CHAPTER II. THE SIMPLE LIFE
So Tavernake became a boat-builder. Summer passed into winter and this hamlet by the sea seemed, indeed, as though it might have been one of the forgotten spots upon the earth. Save for that handful of cottages, the two farmhouses a few hundred yards inland, and the deserted Hall half-hidden in its grove of pine trees, there was no dwelling-place nor any sign of human habitation for many miles. For eight hours a day Tavernake worked, mostly out of doors, in the little yard which hung over the beach. Sometimes he rested from his labors and looked seaward, looked around him as though rejoicing in that unbroken solitude, the emptiness of the gray ocean, the loneliness of the land behind. What things there were which lay back in the cells of his memory, no person there knew, for he spoke of his past to no one, not even to Ruth. He was a good workman, and he lived the simple life of those others without complaint or weariness. There was nothing in his manner to denote that he had been used to anything else. The village had accepted him without question. It was only Ruth who still, gravely but kindly enough, disapproved of his presence.

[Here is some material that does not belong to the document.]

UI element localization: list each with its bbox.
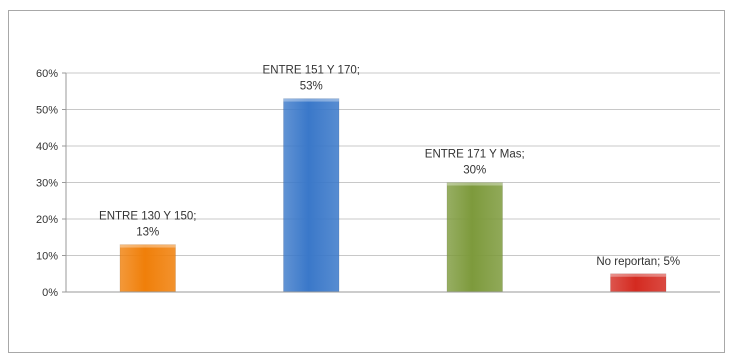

One day she came and sat with him as he smoked his after-dinner pipe, leaning against an overturned boat, with his eyes fixed upon that line of gray breakers.
“You spend a good deal of your time thinking, Mr. Tavernake,” she remarked quietly.
“Too much,” he admitted at once, “too much, Miss Nicholls. I should be better employed planing down that mast there.”
“You know that I did not mean that,” she said, reprovingly, “only sometimes you make me—shall I confess it?—almost angry with you.”
He took his pipe from his mouth and knocked out the ashes. As they fell on the ground so he looked at them.
“All thought is wasted time,” he declared, grimly, “all thought of the past. The past is like those ashes; it is dead and finished.”
She shook her head.
“Not always,” she replied. “Sometimes the past comes to life again. Sometimes the bravest of us quit the fight too soon.”